Regina Lippman (1832-1921) immigrated to Philadelphia from Memmelsdorf, Bavaria, about 1846. After marrying Sigmund Feuchtwanger, she lived for a time in New York City before coming to Pittsburgh in 1887. At the time of her death, Regina Feuchtwanger was the oldest member of Rodef Shalom Congregation.

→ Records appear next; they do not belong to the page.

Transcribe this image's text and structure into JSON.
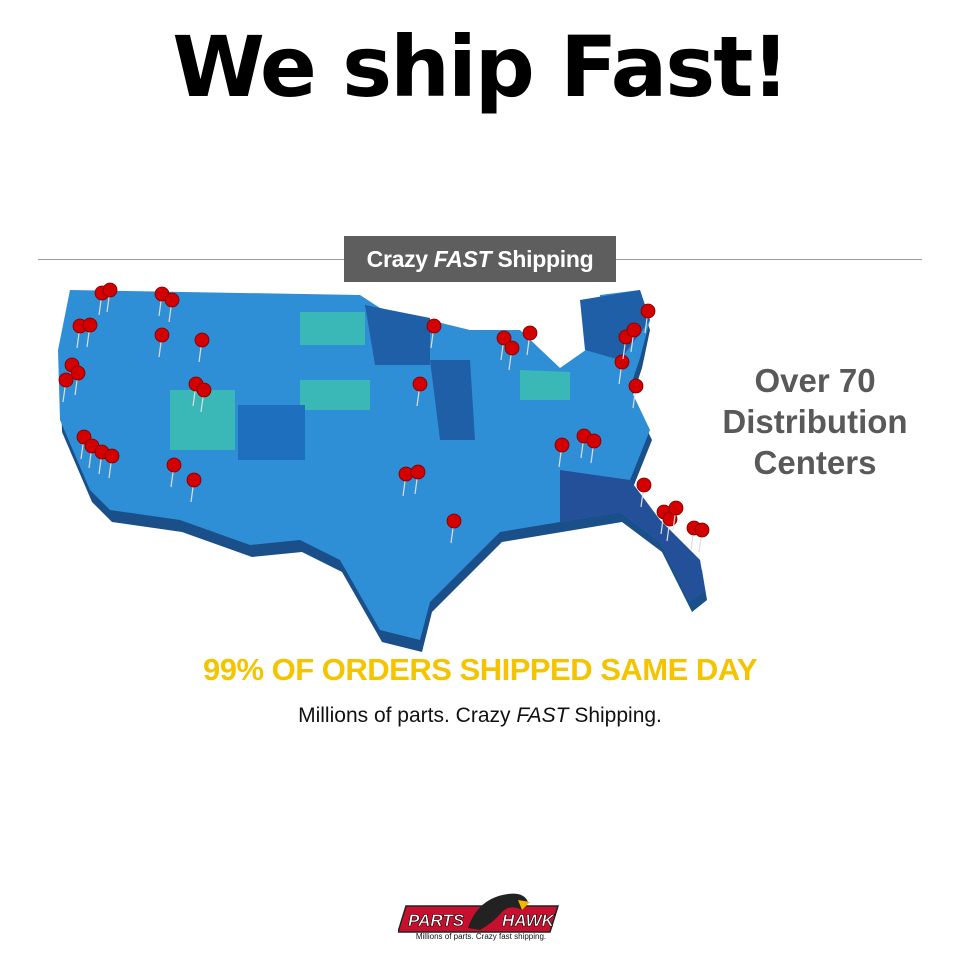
{
  "headline": "We ship Fast!",
  "banner": {
    "pre": "Crazy",
    "emph": "FAST",
    "post": "Shipping"
  },
  "distribution": {
    "line1": "Over 70",
    "line2": "Distribution",
    "line3": "Centers"
  },
  "same_day": "99% OF ORDERS SHIPPED SAME DAY",
  "tagline": {
    "pre": "Millions of parts. Crazy",
    "emph": "FAST",
    "post": "Shipping."
  },
  "logo": {
    "left": "PARTS",
    "right": "HAWK",
    "tagline": "Millions of parts. Crazy fast shipping."
  },
  "colors": {
    "map_base": "#2f8fd6",
    "map_dark": "#1f5fa8",
    "map_teal": "#3ab8b8",
    "pin": "#d40000",
    "yellow": "#f5c400",
    "banner": "#5e5e5e"
  }
}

Regina and Sigmund Feuchtwanger had at least nine children, Josephine, Ida, Henrietta, Marcus, Henry, Aaron, Joseph, Simon and Belle. Ida Feutchwanger (c.1861-1954) married Jacques Weil (c.1853-1916), who had immigrated to Pittsburgh from Alsace-Lorraine about 1879. He became president of the J. M. Gusky Hebrew Orphanage, vice president of the United Hebrew Relief Association and a trustee at Rodef Shalom Congregation, where he was on the committee responsible for building the current synagogue on Fifth Avenue in Shadyside. He started J. Weil Malting Company at 1006 Penn Avenue downtown and employed several of the Feuchtwanger brothers in his operation. By 1900, Aaron, Henry and Joseph Feuchtwanger had taken over the business, a wholesale brewing supplies company under the name Feuchtwanger Brothers at 1006 Penn Avenue. They filed for bankruptcy in 1910. All three brothers later moved to Illinois. Belle Feuchtwanger (1876-1961) married Abraham J. DeRoy in 1900.

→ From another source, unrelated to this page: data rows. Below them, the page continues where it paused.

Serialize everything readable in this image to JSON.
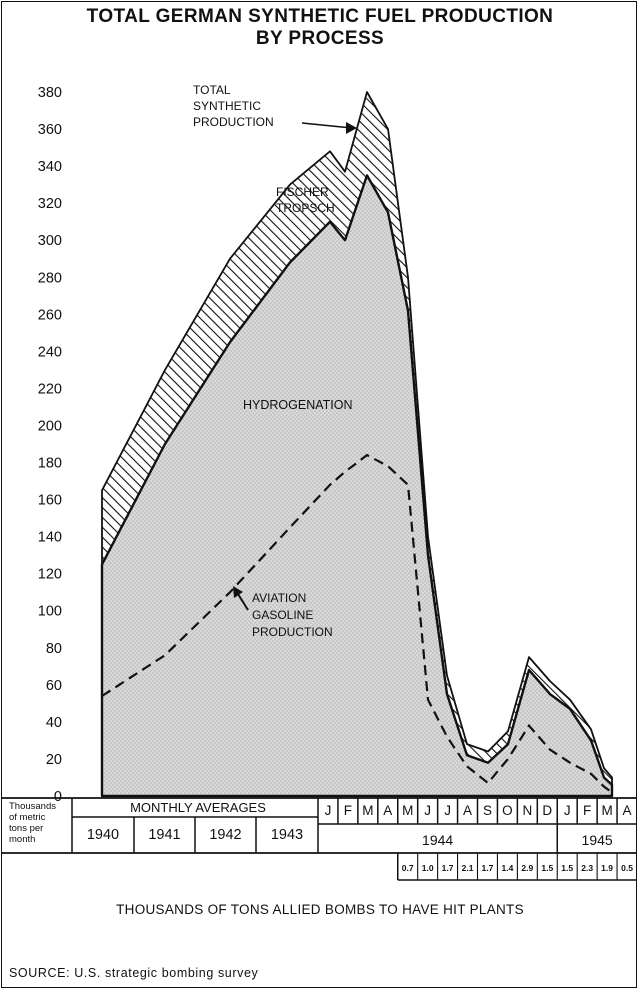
{
  "title_line1": "TOTAL GERMAN SYNTHETIC FUEL PRODUCTION",
  "title_line2": "BY PROCESS",
  "bombs_caption": "THOUSANDS OF TONS ALLIED BOMBS TO HAVE HIT PLANTS",
  "source": "SOURCE: U.S. strategic bombing survey",
  "colors": {
    "ink": "#111111",
    "fill_gray": "#d9d9d9",
    "paper": "#ffffff"
  },
  "chart_data": {
    "type": "area",
    "ylabel": "Thousands of metric tons per month",
    "ylim": [
      0,
      380
    ],
    "y_ticks": [
      0,
      20,
      40,
      60,
      80,
      100,
      120,
      140,
      160,
      180,
      200,
      220,
      240,
      260,
      280,
      300,
      320,
      340,
      360,
      380
    ],
    "x_header": {
      "averages_label": "MONTHLY AVERAGES",
      "average_years": [
        "1940",
        "1941",
        "1942",
        "1943"
      ],
      "months": [
        "J",
        "F",
        "M",
        "A",
        "M",
        "J",
        "J",
        "A",
        "S",
        "O",
        "N",
        "D",
        "J",
        "F",
        "M",
        "A"
      ],
      "year_1944": "1944",
      "year_1945": "1945"
    },
    "x": [
      "1940",
      "1941",
      "1942",
      "1943",
      "Jan 1944",
      "Feb 1944",
      "Mar 1944",
      "Apr 1944",
      "May 1944",
      "Jun 1944",
      "Jul 1944",
      "Aug 1944",
      "Sep 1944",
      "Oct 1944",
      "Nov 1944",
      "Dec 1944",
      "Jan 1945",
      "Feb 1945",
      "Mar 1945",
      "Apr 1945"
    ],
    "series": [
      {
        "key": "total",
        "values": [
          165,
          230,
          290,
          330,
          348,
          337,
          380,
          360,
          280,
          140,
          65,
          28,
          24,
          35,
          75,
          62,
          52,
          36,
          15,
          10
        ]
      },
      {
        "key": "hydrogenation",
        "values": [
          125,
          190,
          245,
          288,
          310,
          300,
          335,
          315,
          262,
          130,
          55,
          22,
          18,
          28,
          68,
          55,
          47,
          30,
          10,
          6
        ]
      },
      {
        "key": "aviation_gasoline",
        "values": [
          54,
          76,
          110,
          145,
          168,
          175,
          184,
          178,
          168,
          52,
          32,
          16,
          7,
          20,
          38,
          25,
          18,
          12,
          5,
          2
        ]
      }
    ],
    "annotations": {
      "total": [
        "TOTAL",
        "SYNTHETIC",
        "PRODUCTION"
      ],
      "fischer": [
        "FISCHER",
        "TROPSCH"
      ],
      "hydrogenation": "HYDROGENATION",
      "aviation": [
        "AVIATION",
        "GASOLINE",
        "PRODUCTION"
      ]
    },
    "bombs": [
      "0.7",
      "1.0",
      "1.7",
      "2.1",
      "1.7",
      "1.4",
      "2.9",
      "1.5",
      "1.5",
      "2.3",
      "1.9",
      "0.5"
    ],
    "y_axis_unit_label": [
      "Thousands",
      "of metric",
      "tons per",
      "month"
    ]
  }
}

In 1891, Marcus Feuchtwanger (1862-1944) married Nellie Sunstein, whose family was also in the liquor business. Marcus and Nellie Feuchtwanger moved to New Castle, Pa., about 1900 when he became manager of the Standard Brewing Company and a director of the New Castle Savings & Trust Company. He later acquired a large horseracing track in New Castle. He sold his interest in the brewing company in 1921, when prohibition forced the operation to switch to making soft drinks. He was known for charitable giving and received considerably attention for donating more than 100 tons of coal to the poor.

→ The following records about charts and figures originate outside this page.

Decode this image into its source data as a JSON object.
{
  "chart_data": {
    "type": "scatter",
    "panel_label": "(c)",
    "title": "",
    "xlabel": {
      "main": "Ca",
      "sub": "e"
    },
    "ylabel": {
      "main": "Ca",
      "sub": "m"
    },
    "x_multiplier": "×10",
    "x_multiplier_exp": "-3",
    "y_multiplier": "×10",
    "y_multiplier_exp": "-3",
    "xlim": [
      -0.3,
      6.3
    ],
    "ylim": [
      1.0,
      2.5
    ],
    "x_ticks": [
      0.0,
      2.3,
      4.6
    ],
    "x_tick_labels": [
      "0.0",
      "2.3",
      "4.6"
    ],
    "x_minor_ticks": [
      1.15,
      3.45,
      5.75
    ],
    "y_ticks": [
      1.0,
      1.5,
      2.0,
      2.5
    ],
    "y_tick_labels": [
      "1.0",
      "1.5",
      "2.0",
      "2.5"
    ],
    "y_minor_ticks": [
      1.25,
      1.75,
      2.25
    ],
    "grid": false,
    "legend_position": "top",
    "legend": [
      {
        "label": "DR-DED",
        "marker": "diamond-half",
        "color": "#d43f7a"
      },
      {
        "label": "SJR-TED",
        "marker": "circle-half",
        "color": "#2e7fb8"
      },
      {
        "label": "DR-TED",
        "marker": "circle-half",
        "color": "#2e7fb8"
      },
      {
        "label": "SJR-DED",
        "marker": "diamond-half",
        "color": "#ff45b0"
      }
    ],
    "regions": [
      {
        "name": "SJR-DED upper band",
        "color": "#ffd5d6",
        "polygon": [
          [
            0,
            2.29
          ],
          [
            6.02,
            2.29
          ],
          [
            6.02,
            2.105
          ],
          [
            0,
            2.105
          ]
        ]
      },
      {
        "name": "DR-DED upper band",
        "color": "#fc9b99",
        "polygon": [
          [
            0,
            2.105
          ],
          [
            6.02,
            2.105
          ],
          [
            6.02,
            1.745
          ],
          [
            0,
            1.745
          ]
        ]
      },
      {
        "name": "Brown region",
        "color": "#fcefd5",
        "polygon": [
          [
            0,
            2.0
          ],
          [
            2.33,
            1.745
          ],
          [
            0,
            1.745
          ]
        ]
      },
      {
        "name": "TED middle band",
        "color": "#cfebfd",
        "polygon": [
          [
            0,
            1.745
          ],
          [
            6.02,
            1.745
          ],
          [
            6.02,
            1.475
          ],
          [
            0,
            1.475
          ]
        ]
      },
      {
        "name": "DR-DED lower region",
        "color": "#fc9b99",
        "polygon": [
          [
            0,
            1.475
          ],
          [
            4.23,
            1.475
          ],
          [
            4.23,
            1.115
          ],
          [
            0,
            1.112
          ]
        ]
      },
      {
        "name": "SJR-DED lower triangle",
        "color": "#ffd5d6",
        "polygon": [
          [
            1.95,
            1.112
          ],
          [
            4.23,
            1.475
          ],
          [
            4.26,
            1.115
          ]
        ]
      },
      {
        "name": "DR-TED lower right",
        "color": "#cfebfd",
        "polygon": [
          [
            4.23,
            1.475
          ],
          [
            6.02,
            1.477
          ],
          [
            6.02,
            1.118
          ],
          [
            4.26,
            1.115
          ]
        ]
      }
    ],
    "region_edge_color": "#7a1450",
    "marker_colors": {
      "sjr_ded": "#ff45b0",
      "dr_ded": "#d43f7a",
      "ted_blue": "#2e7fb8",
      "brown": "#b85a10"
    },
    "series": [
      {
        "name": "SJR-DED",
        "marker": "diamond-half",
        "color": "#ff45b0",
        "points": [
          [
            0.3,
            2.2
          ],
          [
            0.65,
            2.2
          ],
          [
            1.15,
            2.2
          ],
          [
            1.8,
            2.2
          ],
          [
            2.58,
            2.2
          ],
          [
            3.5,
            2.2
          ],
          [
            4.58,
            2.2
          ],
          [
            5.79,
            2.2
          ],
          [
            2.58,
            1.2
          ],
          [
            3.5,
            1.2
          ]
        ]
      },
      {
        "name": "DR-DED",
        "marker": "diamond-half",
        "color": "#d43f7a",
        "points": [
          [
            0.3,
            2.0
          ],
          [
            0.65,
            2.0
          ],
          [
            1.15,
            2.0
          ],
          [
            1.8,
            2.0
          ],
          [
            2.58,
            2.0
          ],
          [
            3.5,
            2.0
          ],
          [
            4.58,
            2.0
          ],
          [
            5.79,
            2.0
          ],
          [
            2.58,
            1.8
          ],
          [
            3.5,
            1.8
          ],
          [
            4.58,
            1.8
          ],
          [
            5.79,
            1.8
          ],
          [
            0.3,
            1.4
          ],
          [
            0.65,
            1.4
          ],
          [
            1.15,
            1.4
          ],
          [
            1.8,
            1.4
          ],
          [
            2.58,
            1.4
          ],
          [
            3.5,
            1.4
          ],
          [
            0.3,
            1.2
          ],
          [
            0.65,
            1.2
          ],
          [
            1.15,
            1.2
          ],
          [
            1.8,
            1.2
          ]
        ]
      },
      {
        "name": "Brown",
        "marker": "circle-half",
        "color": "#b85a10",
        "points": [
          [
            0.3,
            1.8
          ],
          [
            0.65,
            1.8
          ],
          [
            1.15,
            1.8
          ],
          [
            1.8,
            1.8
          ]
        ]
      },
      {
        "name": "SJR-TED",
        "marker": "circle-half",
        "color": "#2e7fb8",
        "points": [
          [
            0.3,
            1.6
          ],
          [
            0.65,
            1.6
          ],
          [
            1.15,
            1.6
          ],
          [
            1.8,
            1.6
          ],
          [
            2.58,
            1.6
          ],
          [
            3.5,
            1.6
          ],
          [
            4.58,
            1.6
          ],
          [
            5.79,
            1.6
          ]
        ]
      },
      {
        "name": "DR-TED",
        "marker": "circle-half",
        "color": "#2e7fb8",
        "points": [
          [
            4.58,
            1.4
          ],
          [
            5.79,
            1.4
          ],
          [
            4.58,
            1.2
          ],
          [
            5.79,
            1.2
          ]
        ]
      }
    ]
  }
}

The Feuchtwangers quickly became the most prominent Jewish family in New Castle. Marcus Feuchtwanger was the first president of the local B’nai B’rith lodge. Nell Feuchtwanger was the first president of the local National Council of Jewish Women chapter. They regularly held religious services in their home in the years before Reform Jews had a congregation in the city and were instrumental in founding Congregation Temple Israel in 1927. Marcus Feuchtwanger was president of the congregation from its founding until his death in 1944 and used his Pittsburgh connections to bring well known rabbis to the city.